Somebody’s wires got crossed because the Roast Night was not on and it was a limited a-la-carte menu. No matter, we ordered and sat down to chat and have a quiet drink.

By coincidence, everybody ordered fish and chips and I think this put their kitchen  under a bit of a strain. The meals, while nourishing and good value, came out in dribs and drabs.
As is the wont of many country pubs and clubs, after we’d finished our meals, our hosts announced the “Meat Raffle”.

Dutifully, we all bought some tickets and, lo and behold, Jill won a tray of sausages.

As Ray and Lynne were leaving the next morning to head home, it was agreed we would have a BBQ breakfast on the beach to consume the snags.

Saturday morning was perfect for our BBQ on the beach. Betka Beach was the selected venue, only ten minutes out of town with BBQ, tables, toilets and a nice quiet sandy beach.

What a life. Sausages, eggs, bacon all on toast done on the BBQ, listening to the gentle lap of the water and the birdsong in the surrounding scrub. And it was all ours!

With the nourishment of the troops done, it was time for Ray and Lynne to leave and wend their way home.

After our goodbyes, they headed back to town, while we went on to investigate a couple of beaches we had passed on the first day.

The first of these was Quarry Beach, named because in bygone days, some stone was extracted from here for local use.

For the amateur geologist, this beach and its coast was a wonderland. As we looked around, we could see rocks twisted and contorted by actions of probably millions of years ago.

The subsequent erosion by wind, rain and tide, had created amazing shapes and sculptures. The layers of soil, sand, limestone, pebbles and in one section, a soft, yellow layer which we assumed was sulphur in some form, were easy to see and dissect.
For the beachcombers, they too found much of interest. Baby fish, anemones and the like were skulking in the rock pools. Large, purple/red crabs scuttled across the sand until disturbed. Then they backed themselves into rock crevices with just their large claws visible, a threat to  any unwanted approaches.
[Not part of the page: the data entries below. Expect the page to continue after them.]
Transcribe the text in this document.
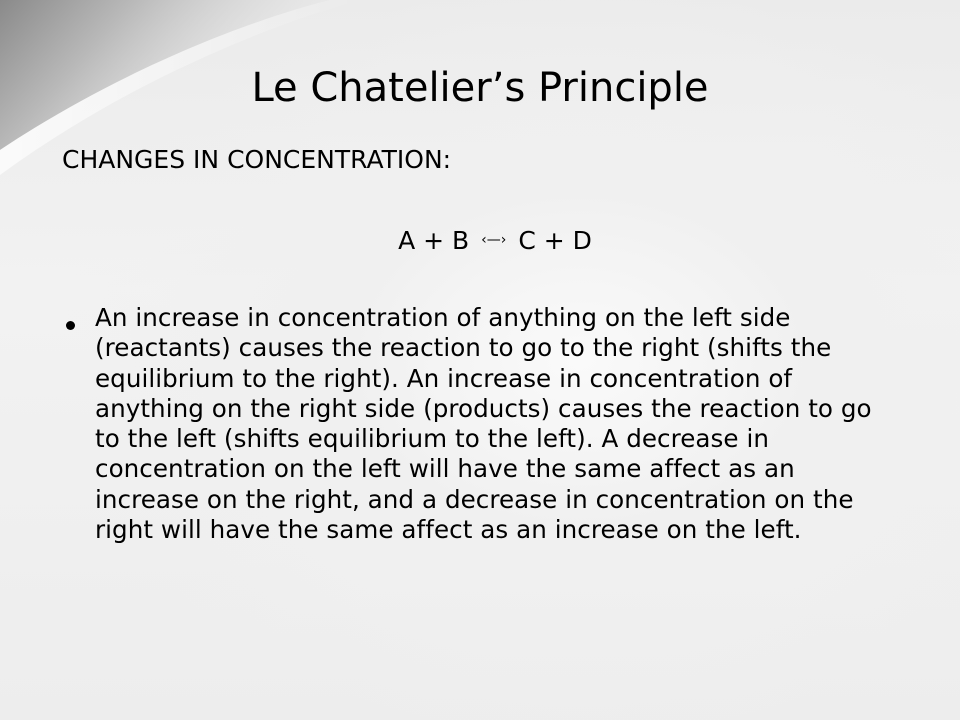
Le Chatelier’s Principle

CHANGES IN CONCENTRATION:

A + B ‹—› C + D

An increase in concentration of anything on the left side (reactants) causes the reaction to go to the right (shifts the equilibrium to the right). An increase in concentration of anything on the right side (products) causes the reaction to go to the left (shifts equilibrium to the left). A decrease in concentration on the left will have the same affect as an increase on the right, and a decrease in concentration on the right will have the same affect as an increase on the left.
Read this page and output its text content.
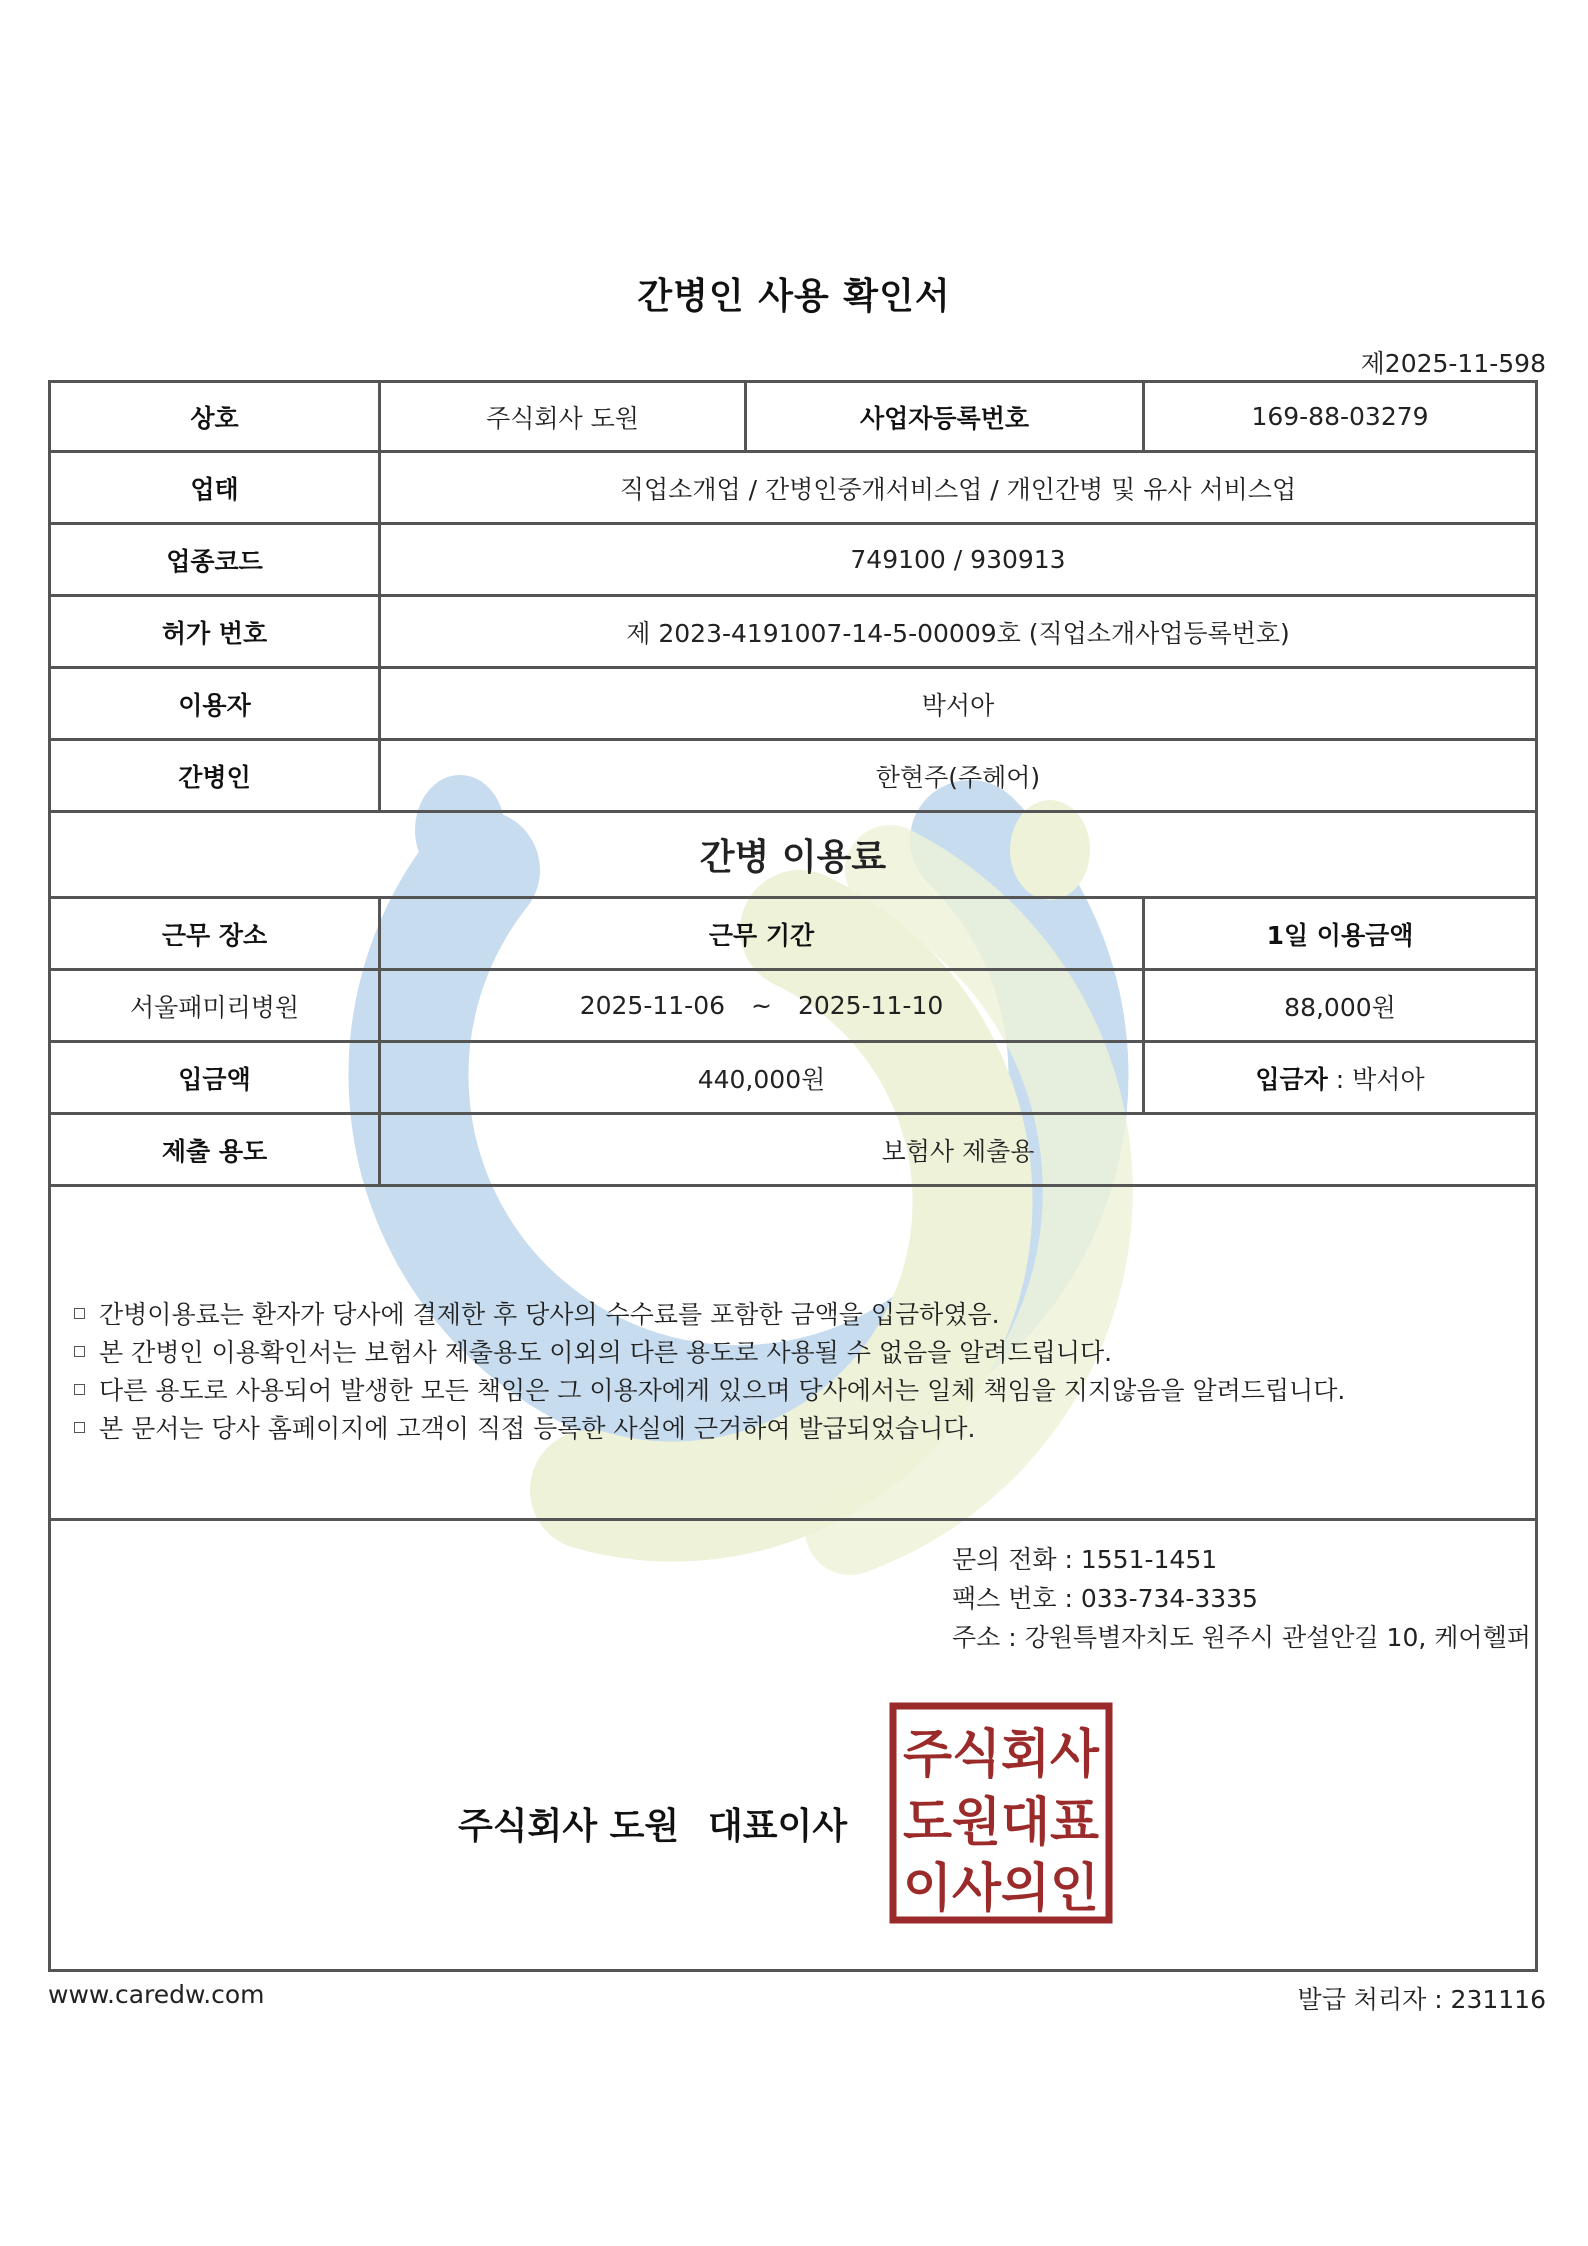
간병인 사용 확인서
제2025-11-598
상호	주식회사 도원	사업자등록번호	169-88-03279
업태	직업소개업 / 간병인중개서비스업 / 개인간병 및 유사 서비스업
업종코드	749100 / 930913
허가 번호	제 2023-4191007-14-5-00009호 (직업소개사업등록번호)
이용자	박서아
간병인	한현주(주헤어)
간병 이용료
근무 장소	근무 기간	1일 이용금액
서울패미리병원	2025-11-06 ~ 2025-11-10	88,000원
입금액	440,000원	입금자 : 박서아
제출 용도	보험사 제출용
간병이용료는 환자가 당사에 결제한 후 당사의 수수료를 포함한 금액을 입금하였음.
본 간병인 이용확인서는 보험사 제출용도 이외의 다른 용도로 사용될 수 없음을 알려드립니다.
다른 용도로 사용되어 발생한 모든 책임은 그 이용자에게 있으며 당사에서는 일체 책임을 지지않음을 알려드립니다.
본 문서는 당사 홈페이지에 고객이 직접 등록한 사실에 근거하여 발급되었습니다.
문의 전화 : 1551-1451
팩스 번호 : 033-734-3335
주소 : 강원특별자치도 원주시 관설안길 10, 케어헬퍼
주식회사 도원 대표이사
주식회사
도원대표
이사의인
www.caredw.com	발급 처리자 : 231116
The other beach, Secret Beach, was again another lovely, quiet, secluded beach away from the mainstream. Again, the beachcombers found much to interest them.

After lunch back at camp, it was into the vehicles again to travel to the other side of the Inlet and into N.S.W. to walk through the Maxwells Road Flora Reserve.

From the Princes Highway, we turned down Maxwells Road and travelled through the Nadgee State Forest to the Nature Walk.

The walk is only 1.2kms around, but it  takes you through a lush Lillypilly and Pinkwood forest, with a thick understory of tree ferns, lichens and mosses.  Signboards along the way highlight the various species you come across.

It is one of the very few areas where Pinkwood (eucryphia moorei) survives and as we walked around, we came across many of its large white flowers carelessly dropped on the path.

A lovely, easy walk and thoroughly   recommended if you are in the area. On a hot summer day, it would be a great refuge.

A little further along Maxwells Road and not very prominently signed, is a turnoff to a small picnic area.

Here there is a magnificent vista over Mallacoota Inlet and Bass Strait. I am told by those who did both, that it was a better view than from Genoa Peak. And nowhere near as strenuous to get to.

This was a perfect quiet spot to have afternoon tea. We didn’t let the opportunity pass.
The return home was via Duncans Road and New Binns Road to Wallagaraugh Road. “Road” is a significant misnomer. They were very much tracks, which, at times,       disappeared into overgrowth.

It was obvious there had not been any traffic along them for quite some time.

The old wooden bridge over the Wallgaruagh River proved worth a look. While there, we disturbed a metre long goanna, which showed its disdain for us by scooting up a tree.

That evening we had our last Happy Hour and next morning packed up and made our respective ways home.

All in all, it was a great week, with lots of new discoveries and plenty of scenic travels.

The trip basically covered the far eastern section of the Croajigalong National Park. There is plenty of the middle and western sections of this wilderness still to see. Look for a trip later in the year.

To those on the trip, thanks for your   company and great spirit. I think everyone enjoyed themselves.